India must build its own talent, infrastructure, AI ecosystems, platforms, semiconductor capability, and research systems at scale. Nations that build capability control their future. Nations that depend entirely on external systems eventually lose strategic flexibility. AI ultimately runs on compute, chips, data centres, and electricity. In the AI era, energy policy increasingly becomes technology policy.
When the internet and AI multiply everything
The internet and AI do not replace education or innovation. They amplify both. Education becomes more accessible, personalised, and scalable. Innovation cycles become faster. Collaboration becomes easier. Ideas move from concept to execution with unprecedented speed.
Capability compounds faster in connected systems. A strong student becomes dramatically more capable with AI tools. A strong innovator reaches markets faster through digital infrastructure. A strong ecosystem compounds continuously. Education builds capability. Innovation converts capability into value.
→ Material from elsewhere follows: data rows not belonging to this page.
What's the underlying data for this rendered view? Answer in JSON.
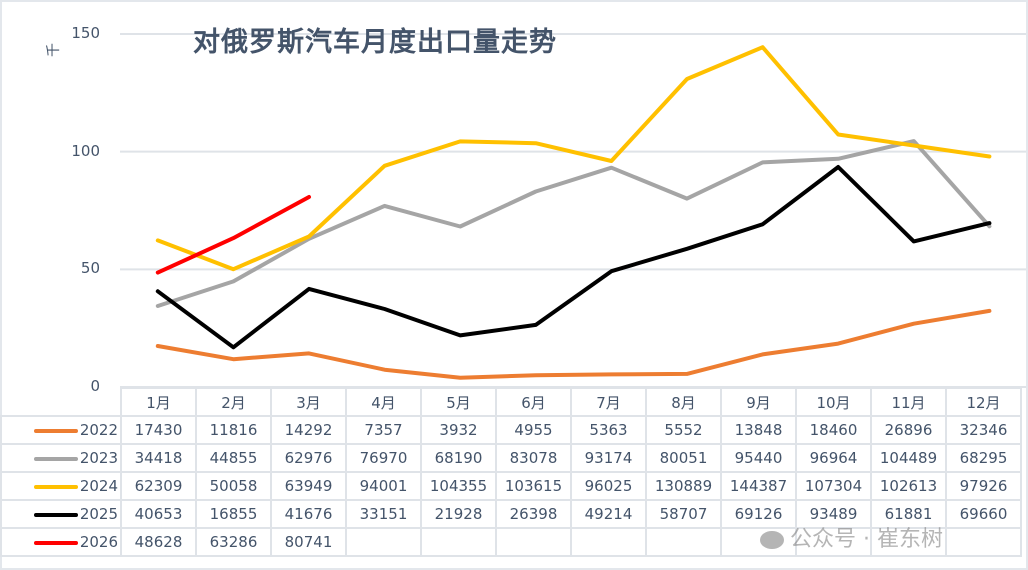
{
  "title": "对俄罗斯汽车月度出口量走势",
  "y_unit": "千",
  "y_ticks": [
    "150",
    "100",
    "50",
    "0"
  ],
  "months": [
    "1月",
    "2月",
    "3月",
    "4月",
    "5月",
    "6月",
    "7月",
    "8月",
    "9月",
    "10月",
    "11月",
    "12月"
  ],
  "series": [
    {
      "name": "2022",
      "color": "#ed7d31",
      "values": [
        "17430",
        "11816",
        "14292",
        "7357",
        "3932",
        "4955",
        "5363",
        "5552",
        "13848",
        "18460",
        "26896",
        "32346"
      ]
    },
    {
      "name": "2023",
      "color": "#a5a5a5",
      "values": [
        "34418",
        "44855",
        "62976",
        "76970",
        "68190",
        "83078",
        "93174",
        "80051",
        "95440",
        "96964",
        "104489",
        "68295"
      ]
    },
    {
      "name": "2024",
      "color": "#ffc000",
      "values": [
        "62309",
        "50058",
        "63949",
        "94001",
        "104355",
        "103615",
        "96025",
        "130889",
        "144387",
        "107304",
        "102613",
        "97926"
      ]
    },
    {
      "name": "2025",
      "color": "#000000",
      "values": [
        "40653",
        "16855",
        "41676",
        "33151",
        "21928",
        "26398",
        "49214",
        "58707",
        "69126",
        "93489",
        "61881",
        "69660"
      ]
    },
    {
      "name": "2026",
      "color": "#ff0000",
      "values": [
        "48628",
        "63286",
        "80741",
        "",
        "",
        "",
        "",
        "",
        "",
        "",
        "",
        ""
      ]
    }
  ],
  "watermark": "公众号 · 崔东树",
  "chart_data": {
    "type": "line",
    "title": "对俄罗斯汽车月度出口量走势",
    "xlabel": "",
    "ylabel": "千",
    "ylim": [
      0,
      150
    ],
    "y_ticks": [
      0,
      50,
      100,
      150
    ],
    "grid": true,
    "legend_position": "data-table",
    "categories": [
      "1月",
      "2月",
      "3月",
      "4月",
      "5月",
      "6月",
      "7月",
      "8月",
      "9月",
      "10月",
      "11月",
      "12月"
    ],
    "series": [
      {
        "name": "2022",
        "values": [
          17430,
          11816,
          14292,
          7357,
          3932,
          4955,
          5363,
          5552,
          13848,
          18460,
          26896,
          32346
        ]
      },
      {
        "name": "2023",
        "values": [
          34418,
          44855,
          62976,
          76970,
          68190,
          83078,
          93174,
          80051,
          95440,
          96964,
          104489,
          68295
        ]
      },
      {
        "name": "2024",
        "values": [
          62309,
          50058,
          63949,
          94001,
          104355,
          103615,
          96025,
          130889,
          144387,
          107304,
          102613,
          97926
        ]
      },
      {
        "name": "2025",
        "values": [
          40653,
          16855,
          41676,
          33151,
          21928,
          26398,
          49214,
          58707,
          69126,
          93489,
          61881,
          69660
        ]
      },
      {
        "name": "2026",
        "values": [
          48628,
          63286,
          80741,
          null,
          null,
          null,
          null,
          null,
          null,
          null,
          null,
          null
        ]
      }
    ]
  }
}
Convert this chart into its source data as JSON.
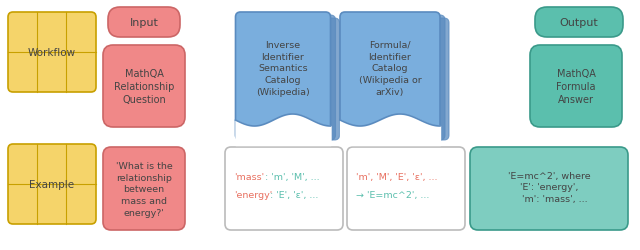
{
  "bg_color": "#ffffff",
  "yellow_color": "#F5D46A",
  "yellow_edge": "#C8A000",
  "pink_color": "#F08888",
  "pink_edge": "#CC6666",
  "blue_color": "#7AAEDD",
  "blue_dark_color": "#5A8BBF",
  "teal_color": "#5BBFAD",
  "teal_edge": "#3A9A8A",
  "teal_light_color": "#7ECDC0",
  "white_color": "#FFFFFF",
  "white_edge": "#BBBBBB",
  "salmon_text": "#E87060",
  "teal_text": "#5BBFAD",
  "dark_text": "#444444",
  "labels": {
    "workflow": "Workflow",
    "example": "Example",
    "input": "Input",
    "output": "Output",
    "mathqa_q": "MathQA\nRelationship\nQuestion",
    "mathqa_a": "MathQA\nFormula\nAnswer",
    "inv_id": "Inverse\nIdentifier\nSemantics\nCatalog\n(Wikipedia)",
    "form_id": "Formula/\nIdentifier\nCatalog\n(Wikipedia or\narXiv)",
    "example_q": "'What is the\nrelationship\nbetween\nmass and\nenergy?'",
    "example_out": "'E=mc^2', where\n'E': 'energy',\n    'm': 'mass', ..."
  }
}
The internet and AI multiply both.
The execution imperative
India’s potential is no longer the question; the challenge is now execution at the national level. To translate ambition into reality, India must move beyond slogans towards a deliberate national strategy:
- Domestic infrastructure. India must build its own talent, AI ecosystems, platforms, and semiconductor capabilities at scale.
- Strategic autonomy. Nations that depend entirely on external systems eventually lose flexibility; India must prioritise internal research systems to control its future.
- Energy policy. Because AI runs on compute and data centres, energy policy must evolve into a core pillar of technology policy.
In the AI era, speed becomes power
The next global leaders will not necessarily be the countries with the oldest institutions or the largest landmass. Increasingly, they will be the countries that learn, adapt, build, and scale the fastest. The internet and AI are changing the speed limit of progress itself. India already has the population, talent, and digital foundation required to participate at the highest level. The challenge now is execution at the national level.
Without a serious national strategy for education and innovation, economic ambition remains limited to speeches and slogans. The opportunity is historic. Execution will determine whether India leads the future or spends decades trying to catch up.
Janardhana Swamy is an electronics engineer, inventor with patents in India and the USA, and a former Member of Parliament from Chitradurga. This series draws on his rare blend of technical depth, global experience, and lifelong passion for India’s leadership.